Je suis un ch’ti, un vrai. Laissez-moi seul à la mi-temps d’un match de football et vous me retrouvez, la main sur le cœur, à entonner Les Corons de Pierre Bachelet. Mon grand-père était mineur de fond ; il extrayait le charbon des entrailles de la terre. Moi, ce sont les pépites musicales que je m’efforce de faire remonter à la surface.

Nathan Symes non plus n’est pas alsacien. C’est au pied des Appalaches, sur une terre de folkeux, qu’il a vu le jour. Exilé (volontaire) en Alsace – il habite désormais à Wangen, petit village au bord de la route des vins – il n’en développe pas moins, dans sa musique, une esthétique très américaine. Ce n’est pas un hasard si Chapel Hill, le groupe qu’il a formé en 2005, porte le nom de sa ville natale. Faut avouer que ça a de la gueule. Ça vous plante le décor. Imaginez qu’il soit né à Grosbliederstroff ou à Montcuq…

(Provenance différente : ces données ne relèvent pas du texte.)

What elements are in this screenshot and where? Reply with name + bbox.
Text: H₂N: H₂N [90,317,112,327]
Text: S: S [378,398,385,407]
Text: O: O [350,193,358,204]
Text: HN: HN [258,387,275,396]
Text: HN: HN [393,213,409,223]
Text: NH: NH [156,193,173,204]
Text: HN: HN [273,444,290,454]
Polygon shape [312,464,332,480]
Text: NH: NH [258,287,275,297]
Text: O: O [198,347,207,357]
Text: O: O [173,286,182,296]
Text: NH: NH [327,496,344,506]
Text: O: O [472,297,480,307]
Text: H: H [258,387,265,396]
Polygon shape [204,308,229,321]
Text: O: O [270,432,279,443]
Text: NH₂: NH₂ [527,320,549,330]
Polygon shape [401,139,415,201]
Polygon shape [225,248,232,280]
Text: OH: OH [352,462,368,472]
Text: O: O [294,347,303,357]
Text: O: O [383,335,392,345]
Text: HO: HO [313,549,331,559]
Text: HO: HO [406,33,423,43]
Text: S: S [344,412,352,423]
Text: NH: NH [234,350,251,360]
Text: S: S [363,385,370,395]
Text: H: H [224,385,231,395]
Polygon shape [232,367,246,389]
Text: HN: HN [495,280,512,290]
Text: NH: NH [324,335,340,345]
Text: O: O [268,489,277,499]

Chapel-(Hill)ier fou au jeu de guitare incandescent, à la voix brûlante comme des charbons ardents, Nathan n’a pas son pareil pour transformer une ballade mélancolique en brasier rougeoyant. Avec ses trois compères, Rym Boos au violon, Grégory Pernet à la contrebasse et Yves Maillé à la batterie, il fait feu de tout bois. Blues, rock, folk, un peu d’essence, une allumette, et le tour est joué. Nos sentiments, plus ou moins avouables, sortent de leur cachette, s’enflamment et partent en fumée. Nathan Symes est un gentleman pyromane. Il y a quelque chose de purificateur dans les incendies qu’il déclenche. 

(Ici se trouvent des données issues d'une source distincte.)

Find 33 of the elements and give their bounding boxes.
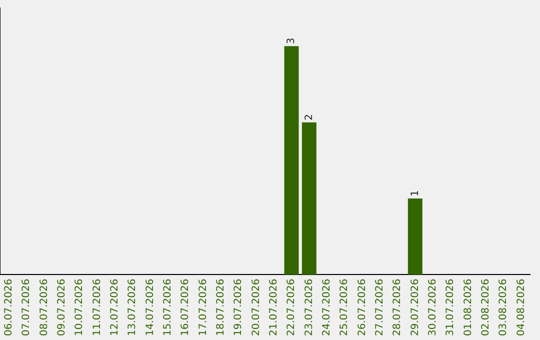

Oscillant entre ballades empoisonnées, murder-songs venimeuses et folk-rock rageur, Chapel Hill a plus d’un tour dans son sac pour venir nous remuer les entrailles. Mélange d’élégance mélodique et d’énergie fiévreuse, leur nouvel album, One For The Birds, se déguste comme un vieux whiskey et provoque la même ivresse. Il faut s’y abandonner corps et âme pour goûter pleinement à tous les arômes d’un groupe arrivé à maturité. Mais le jeu en vaut la chandelle car, quand le disque aura pris possession de vous, vous ne pourrez plus vous en passer. Vous demeurerez hanté. A jamais.